The Internet as we have it could never had happened if it were for the private sector. It's too open, private companies don't like standards. See how the classical internet infrastructure got frozen when the commercial companies took over internet in the last century. HTTP, IMAP, POP, HTML, etc. got stuck in their last versions. It's because Internet needs a strong *public* presence. Companies can exist, provide service, but Internet needs a strong presence by the people (in the form of the state..? Universities? I don't know...)
This group is not aiming at a better, utopic, internet. They are trying to recapture what they've lost when their CCITT (X.25, X.400, X.500) network wreck.
Re:The Six Million Dollar 'Net. (Score:3, Insightful)
Of course, the idea of rebuilding the internet is a load of bull. The article lists a bunch of things you supposedly can't do with regular protocols, and takes those as reasons for change. They seem to think we can't do multicast, QOS, or security with current protocols. They also seem to think that, since wireless is so different from land lines, we should need new protocols. Their plans also happen to destroy any possibility of network neutrality.
I sincerely hope this project doesn't get any government funding.
Re:The Six Million Dollar 'Net. (Score:3, Insightful)
Re:This reminds me of Meskimen's Law... (Score:1, Insightful)
The internet is based on a handful of up-front designs, which *were* in fact based on extensive computer science research as well as a clear understanding of planning and systems analysis (which you don't learn from world of warcraft, btw). TCP/IP, HTML, SMTP etc were all basically correct and usable at their first iteration. Some fixes have been needed, but most of the changes have just been bells and whistles of dubious value, quality and inter-operability. More like "decremental development" in fact.
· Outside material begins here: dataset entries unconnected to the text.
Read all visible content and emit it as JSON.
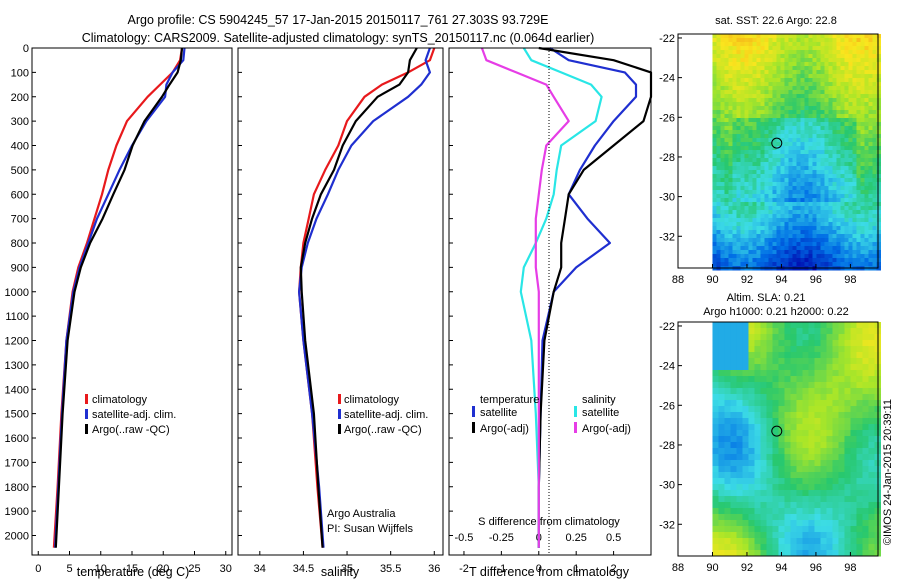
{
  "header": {
    "line1": "Argo profile: CS 5904245_57 17-Jan-2015 20150117_761 27.303S 93.729E",
    "line2": "Climatology: CARS2009. Satellite-adjusted climatology: synTS_20150117.nc (0.064d earlier)"
  },
  "colors": {
    "climatology": "#e8191c",
    "satellite": "#1f2fd0",
    "argo": "#000000",
    "satellite_salinity": "#29e6e6",
    "argo_salinity": "#e63de6"
  },
  "chart_data": [
    {
      "type": "line",
      "panel": "temperature",
      "xlabel": "temperature (deg C)",
      "ylabel": "",
      "xlim": [
        -1,
        31
      ],
      "ylim": [
        2080,
        0
      ],
      "x_ticks": [
        0,
        5,
        10,
        15,
        20,
        25,
        30
      ],
      "y_ticks": [
        0,
        100,
        200,
        300,
        400,
        500,
        600,
        700,
        800,
        900,
        1000,
        1100,
        1200,
        1300,
        1400,
        1500,
        1600,
        1700,
        1800,
        1900,
        2000
      ],
      "legend": [
        "climatology",
        "satellite-adj. clim.",
        "Argo(..raw -QC)"
      ],
      "series": [
        {
          "name": "climatology",
          "color": "#e8191c",
          "depth": [
            0,
            50,
            100,
            150,
            200,
            300,
            400,
            500,
            600,
            700,
            800,
            900,
            1000,
            1200,
            1500,
            1800,
            2050
          ],
          "values": [
            23,
            22.7,
            21.5,
            19.5,
            17.5,
            14.2,
            12.5,
            11.2,
            10.2,
            9.0,
            7.8,
            6.4,
            5.5,
            4.5,
            3.7,
            3.1,
            2.5
          ]
        },
        {
          "name": "satellite-adj. clim.",
          "color": "#1f2fd0",
          "depth": [
            0,
            50,
            100,
            150,
            200,
            300,
            400,
            500,
            600,
            700,
            800,
            900,
            1000,
            1200,
            1500,
            1800,
            2050
          ],
          "values": [
            23.4,
            23.2,
            21.5,
            20.5,
            20.3,
            17.3,
            15.0,
            13.0,
            11.2,
            9.4,
            8.0,
            6.6,
            5.6,
            4.5,
            3.8,
            3.2,
            2.7
          ]
        },
        {
          "name": "Argo(..raw -QC)",
          "color": "#000000",
          "depth": [
            0,
            50,
            100,
            150,
            200,
            300,
            400,
            500,
            600,
            700,
            800,
            900,
            1000,
            1200,
            1500,
            1800,
            2050
          ],
          "values": [
            23.0,
            22.8,
            22.3,
            21.0,
            19.8,
            17.0,
            15.1,
            13.8,
            12.0,
            10.3,
            8.3,
            6.8,
            5.8,
            4.7,
            3.9,
            3.3,
            2.8
          ]
        }
      ]
    },
    {
      "type": "line",
      "panel": "salinity",
      "xlabel": "salinity",
      "ylabel": "",
      "xlim": [
        33.75,
        36.1
      ],
      "ylim": [
        2080,
        0
      ],
      "x_ticks": [
        34,
        34.5,
        35,
        35.5,
        36
      ],
      "legend": [
        "climatology",
        "satellite-adj. clim.",
        "Argo(..raw -QC)"
      ],
      "series": [
        {
          "name": "climatology",
          "color": "#e8191c",
          "depth": [
            0,
            50,
            100,
            150,
            200,
            300,
            400,
            500,
            600,
            700,
            800,
            900,
            1000,
            1200,
            1500,
            1800,
            2050
          ],
          "values": [
            36.0,
            35.95,
            35.7,
            35.4,
            35.2,
            35.0,
            34.9,
            34.75,
            34.62,
            34.56,
            34.5,
            34.47,
            34.45,
            34.5,
            34.6,
            34.66,
            34.72
          ]
        },
        {
          "name": "satellite-adj. clim.",
          "color": "#1f2fd0",
          "depth": [
            0,
            50,
            100,
            150,
            200,
            300,
            400,
            500,
            600,
            700,
            800,
            900,
            1000,
            1200,
            1500,
            1800,
            2050
          ],
          "values": [
            35.95,
            35.9,
            35.95,
            35.85,
            35.7,
            35.3,
            35.05,
            34.9,
            34.78,
            34.65,
            34.55,
            34.48,
            34.45,
            34.5,
            34.6,
            34.68,
            34.73
          ]
        },
        {
          "name": "Argo(..raw -QC)",
          "color": "#000000",
          "depth": [
            0,
            50,
            100,
            150,
            200,
            300,
            400,
            500,
            600,
            700,
            800,
            900,
            1000,
            1200,
            1500,
            1800,
            2050
          ],
          "values": [
            35.8,
            35.72,
            35.7,
            35.6,
            35.35,
            35.1,
            34.95,
            34.85,
            34.7,
            34.6,
            34.52,
            34.47,
            34.48,
            34.52,
            34.62,
            34.67,
            34.72
          ]
        }
      ],
      "annotations": [
        "Argo Australia",
        "PI: Susan Wijffels"
      ]
    },
    {
      "type": "line",
      "panel": "differences",
      "xlabel": "T difference from climatology",
      "x2label": "S difference from climatology",
      "xlim": [
        -2.4,
        3
      ],
      "ylim": [
        2080,
        0
      ],
      "x_ticks": [
        -2,
        -1,
        0,
        1,
        2
      ],
      "x_tick_labels": [
        "-2",
        "-1",
        "0",
        "1",
        "2"
      ],
      "x2_ticks": [
        -0.5,
        -0.25,
        0,
        0.25,
        0.5
      ],
      "x2_tick_labels": [
        "-0.5",
        "-0.25",
        "0",
        "0.25",
        "0.5"
      ],
      "legend_temperature": {
        "title": "temperature",
        "items": [
          "satellite",
          "Argo(-adj)"
        ]
      },
      "legend_salinity": {
        "title": "salinity",
        "items": [
          "satellite",
          "Argo(-adj)"
        ]
      },
      "series": [
        {
          "name": "satellite",
          "group": "temperature",
          "color": "#1f2fd0",
          "depth": [
            0,
            50,
            100,
            150,
            200,
            300,
            400,
            500,
            600,
            700,
            800,
            900,
            1000,
            1200,
            1500,
            1800,
            2050
          ],
          "values": [
            0.3,
            0.8,
            2.3,
            2.6,
            2.6,
            2.0,
            1.5,
            1.1,
            0.8,
            1.3,
            1.9,
            1.0,
            0.4,
            0.1,
            0.05,
            0,
            0
          ]
        },
        {
          "name": "Argo(-adj)",
          "group": "temperature",
          "color": "#000000",
          "depth": [
            0,
            50,
            100,
            150,
            200,
            300,
            400,
            500,
            600,
            700,
            800,
            900,
            1000,
            1200,
            1500,
            1800,
            2050
          ],
          "values": [
            0,
            2.0,
            3.0,
            3.0,
            3.0,
            2.8,
            2.0,
            1.2,
            0.8,
            0.7,
            0.6,
            0.6,
            0.4,
            0.15,
            0.05,
            0,
            0
          ]
        },
        {
          "name": "satellite",
          "group": "salinity",
          "color": "#29e6e6",
          "depth": [
            0,
            50,
            100,
            150,
            200,
            300,
            400,
            500,
            600,
            700,
            800,
            900,
            1000,
            1200,
            1500,
            1800,
            2050
          ],
          "values": [
            -0.1,
            -0.05,
            0.15,
            0.35,
            0.42,
            0.38,
            0.15,
            0.12,
            0.1,
            0.05,
            -0.02,
            -0.1,
            -0.12,
            -0.05,
            -0.02,
            0,
            0
          ]
        },
        {
          "name": "Argo(-adj)",
          "group": "salinity",
          "color": "#e63de6",
          "depth": [
            0,
            50,
            100,
            150,
            200,
            300,
            400,
            500,
            600,
            700,
            800,
            900,
            1000,
            1200,
            1500,
            1800,
            2050
          ],
          "values": [
            -0.38,
            -0.35,
            -0.15,
            0.05,
            0.1,
            0.2,
            0.05,
            0.02,
            0.0,
            -0.02,
            -0.02,
            -0.02,
            0.0,
            0.0,
            0.0,
            0.0,
            0.0
          ]
        }
      ]
    },
    {
      "type": "heatmap",
      "panel": "sst-map",
      "title": "sat. SST: 22.6  Argo: 22.8",
      "xlim": [
        88,
        99.6
      ],
      "ylim": [
        -33.6,
        -21.8
      ],
      "x_ticks": [
        88,
        90,
        92,
        94,
        96,
        98
      ],
      "y_ticks": [
        -22,
        -24,
        -26,
        -28,
        -30,
        -32
      ],
      "argo_position": {
        "lon": 93.729,
        "lat": -27.303
      }
    },
    {
      "type": "heatmap",
      "panel": "sla-map",
      "title": "Altim. SLA: 0.21",
      "subtitle": "Argo h1000: 0.21 h2000: 0.22",
      "xlim": [
        88,
        99.6
      ],
      "ylim": [
        -33.6,
        -21.8
      ],
      "x_ticks": [
        88,
        90,
        92,
        94,
        96,
        98
      ],
      "y_ticks": [
        -22,
        -24,
        -26,
        -28,
        -30,
        -32
      ],
      "argo_position": {
        "lon": 93.729,
        "lat": -27.303
      }
    }
  ],
  "credit": "©IMOS 24-Jan-2015 20:39:11"
}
Wanna know why the internet, and software in general, is in such a poor state? Because it's being developed decrementally by gamers and haxors and the real engineers don't get a look in any more.
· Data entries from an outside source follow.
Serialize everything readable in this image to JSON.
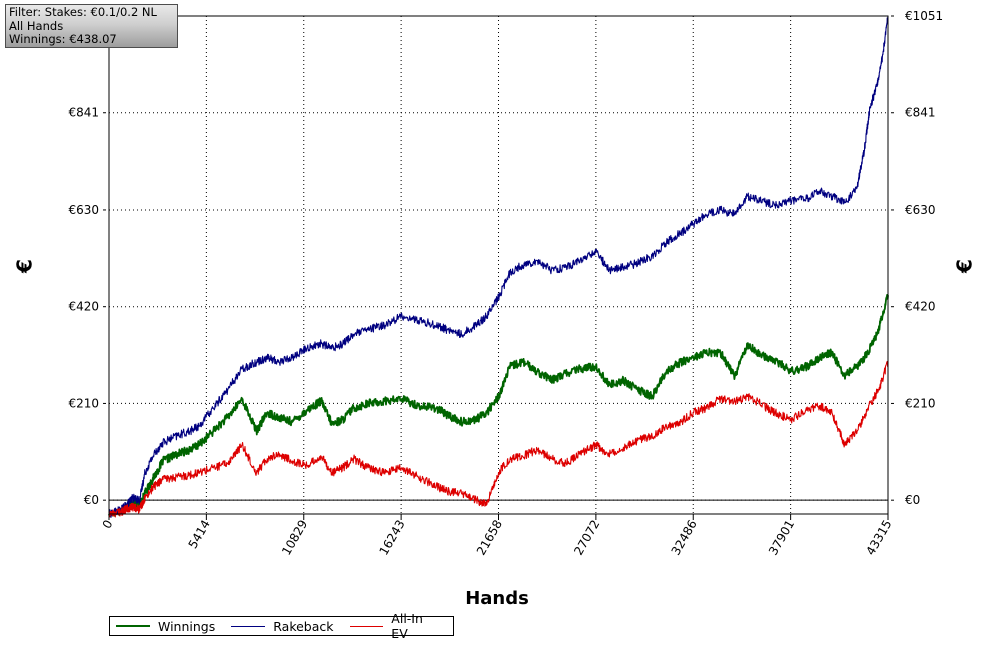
{
  "info_box": {
    "filter": "Filter: Stakes: €0.1/0.2 NL",
    "hands": "All Hands",
    "winnings": "Winnings: €438.07"
  },
  "chart_data": {
    "type": "line",
    "xlabel": "Hands",
    "ylabel_left": "€",
    "ylabel_right": "€",
    "xlim": [
      0,
      43315
    ],
    "ylim": [
      -30,
      1051
    ],
    "x_ticks": [
      "0",
      "5414",
      "10829",
      "16243",
      "21658",
      "27072",
      "32486",
      "37901",
      "43315"
    ],
    "y_ticks": [
      "€0",
      "€210",
      "€420",
      "€630",
      "€841",
      "€1051"
    ],
    "y_tick_values": [
      0,
      210,
      420,
      630,
      841,
      1051
    ],
    "grid": true,
    "legend_position": "bottom-left",
    "series": [
      {
        "name": "Winnings",
        "color": "#006400",
        "x": [
          0,
          700,
          1000,
          1300,
          1700,
          2000,
          2500,
          3000,
          3800,
          4500,
          5000,
          5800,
          6600,
          7400,
          8200,
          8800,
          9400,
          10200,
          11000,
          11800,
          12400,
          13000,
          13600,
          14400,
          15300,
          16300,
          17200,
          18200,
          18800,
          19600,
          20400,
          21000,
          21658,
          22300,
          23000,
          23800,
          24600,
          25400,
          26200,
          27072,
          27800,
          28600,
          29400,
          30200,
          31000,
          31800,
          32486,
          33200,
          34000,
          34800,
          35500,
          36200,
          37000,
          37901,
          38800,
          39500,
          40200,
          40900,
          41600,
          42200,
          42800,
          43315
        ],
        "values": [
          -30,
          -22,
          -15,
          -5,
          -10,
          15,
          50,
          85,
          100,
          110,
          120,
          150,
          180,
          220,
          150,
          190,
          180,
          170,
          195,
          215,
          165,
          175,
          200,
          210,
          215,
          220,
          205,
          200,
          185,
          170,
          175,
          190,
          225,
          290,
          300,
          280,
          260,
          275,
          285,
          290,
          250,
          260,
          240,
          225,
          280,
          300,
          310,
          320,
          320,
          270,
          340,
          315,
          305,
          280,
          290,
          310,
          320,
          270,
          290,
          320,
          370,
          445
        ]
      },
      {
        "name": "Rakeback",
        "color": "#000080",
        "x": [
          0,
          700,
          1000,
          1300,
          1700,
          2000,
          2500,
          3000,
          3800,
          4500,
          5000,
          5800,
          6600,
          7400,
          8200,
          8800,
          9400,
          10200,
          11000,
          11800,
          12400,
          13000,
          13600,
          14400,
          15300,
          16300,
          17200,
          18200,
          18800,
          19600,
          20400,
          21000,
          21658,
          22300,
          23000,
          23800,
          24600,
          25400,
          26200,
          27072,
          27800,
          28600,
          29400,
          30200,
          31000,
          31800,
          32486,
          33200,
          34000,
          34800,
          35500,
          36200,
          37000,
          37901,
          38800,
          39500,
          40200,
          40900,
          41600,
          42000,
          42300,
          42700,
          43000,
          43315
        ],
        "values": [
          -30,
          -20,
          -10,
          5,
          0,
          60,
          100,
          125,
          140,
          150,
          160,
          200,
          240,
          285,
          300,
          310,
          300,
          310,
          330,
          340,
          330,
          340,
          360,
          370,
          380,
          400,
          390,
          380,
          370,
          360,
          380,
          400,
          440,
          495,
          510,
          520,
          500,
          505,
          520,
          540,
          500,
          505,
          515,
          530,
          560,
          580,
          600,
          620,
          630,
          620,
          660,
          650,
          640,
          650,
          655,
          670,
          660,
          645,
          680,
          760,
          850,
          900,
          960,
          1051
        ]
      },
      {
        "name": "All-In EV",
        "color": "#dd0000",
        "x": [
          0,
          700,
          1000,
          1300,
          1700,
          2000,
          2500,
          3000,
          3800,
          4500,
          5000,
          5800,
          6600,
          7400,
          8200,
          8800,
          9400,
          10200,
          11000,
          11800,
          12400,
          13000,
          13600,
          14400,
          15300,
          16300,
          17200,
          18200,
          18800,
          19600,
          20400,
          21000,
          21658,
          22300,
          23000,
          23800,
          24600,
          25400,
          26200,
          27072,
          27800,
          28600,
          29400,
          30200,
          31000,
          31800,
          32486,
          33200,
          34000,
          34800,
          35500,
          36200,
          37000,
          37901,
          38800,
          39500,
          40200,
          40900,
          41600,
          42200,
          42800,
          43315
        ],
        "values": [
          -30,
          -25,
          -18,
          -15,
          -20,
          5,
          30,
          45,
          50,
          55,
          60,
          70,
          80,
          120,
          60,
          90,
          100,
          85,
          75,
          95,
          60,
          70,
          90,
          70,
          60,
          70,
          50,
          30,
          20,
          15,
          0,
          -10,
          60,
          90,
          95,
          110,
          90,
          80,
          100,
          120,
          100,
          115,
          130,
          140,
          160,
          170,
          190,
          200,
          220,
          215,
          225,
          210,
          190,
          175,
          195,
          205,
          190,
          120,
          150,
          200,
          240,
          300
        ]
      }
    ]
  }
}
Re:The Six Million Dollar 'Net. (Score:3, Insightful)
Unfortunately, that doesn't help those in governments where saying the wrong thing to the wrong person can get you locked up without a trial. Similar things have happened to a couple American citizens (and people unfortunate enough to have been noticed by the American administration, accidentally or otherwise) in America. Your innocence is only a protection if those who would persecute you need to prove your guilt. It does nothing when you are never even given the chance to prove your innocence.
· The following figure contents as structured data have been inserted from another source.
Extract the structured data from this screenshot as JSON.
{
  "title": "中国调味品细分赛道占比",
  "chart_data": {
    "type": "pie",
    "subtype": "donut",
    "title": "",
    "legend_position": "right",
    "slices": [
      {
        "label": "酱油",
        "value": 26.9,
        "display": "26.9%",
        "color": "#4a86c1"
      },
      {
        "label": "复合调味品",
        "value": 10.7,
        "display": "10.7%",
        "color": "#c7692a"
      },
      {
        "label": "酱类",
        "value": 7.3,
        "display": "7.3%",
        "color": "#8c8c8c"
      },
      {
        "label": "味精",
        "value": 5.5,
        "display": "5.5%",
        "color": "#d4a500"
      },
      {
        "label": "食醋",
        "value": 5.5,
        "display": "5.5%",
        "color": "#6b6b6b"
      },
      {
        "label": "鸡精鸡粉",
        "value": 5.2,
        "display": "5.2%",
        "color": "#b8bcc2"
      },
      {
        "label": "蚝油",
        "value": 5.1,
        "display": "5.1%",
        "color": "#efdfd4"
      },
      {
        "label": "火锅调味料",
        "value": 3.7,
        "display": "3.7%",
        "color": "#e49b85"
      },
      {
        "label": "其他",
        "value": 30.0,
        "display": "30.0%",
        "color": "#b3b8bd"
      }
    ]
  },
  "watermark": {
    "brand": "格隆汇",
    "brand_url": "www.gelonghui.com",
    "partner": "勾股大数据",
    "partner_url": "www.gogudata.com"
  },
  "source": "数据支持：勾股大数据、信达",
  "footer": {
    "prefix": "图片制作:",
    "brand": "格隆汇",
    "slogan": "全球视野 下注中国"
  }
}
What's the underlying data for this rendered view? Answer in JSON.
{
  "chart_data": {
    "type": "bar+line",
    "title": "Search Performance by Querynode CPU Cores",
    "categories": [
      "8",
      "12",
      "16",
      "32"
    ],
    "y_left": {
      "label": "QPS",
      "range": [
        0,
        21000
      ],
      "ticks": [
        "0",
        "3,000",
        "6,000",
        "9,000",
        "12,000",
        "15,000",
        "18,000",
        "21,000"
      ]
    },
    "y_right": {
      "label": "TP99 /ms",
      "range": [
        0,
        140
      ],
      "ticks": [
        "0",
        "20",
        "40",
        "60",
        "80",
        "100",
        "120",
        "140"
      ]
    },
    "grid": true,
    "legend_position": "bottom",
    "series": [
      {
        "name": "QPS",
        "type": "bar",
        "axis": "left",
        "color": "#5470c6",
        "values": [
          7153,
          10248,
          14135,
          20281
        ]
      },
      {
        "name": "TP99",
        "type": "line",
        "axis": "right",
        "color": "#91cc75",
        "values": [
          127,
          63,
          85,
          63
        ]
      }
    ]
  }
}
Agreed, but in order for there to be compromise, those who have to follow the rules should be given equal voice to those who want to set the rules. When laws are being made by people who know little about the subject matter (a series of tubes anyone?) and those people are elected by an even less informed populace, you aren't going to get a compromise that is going to help you or me. You are more likely to get one that helps AT&T and the NSA to continue to monitor everything you do online [eff.org].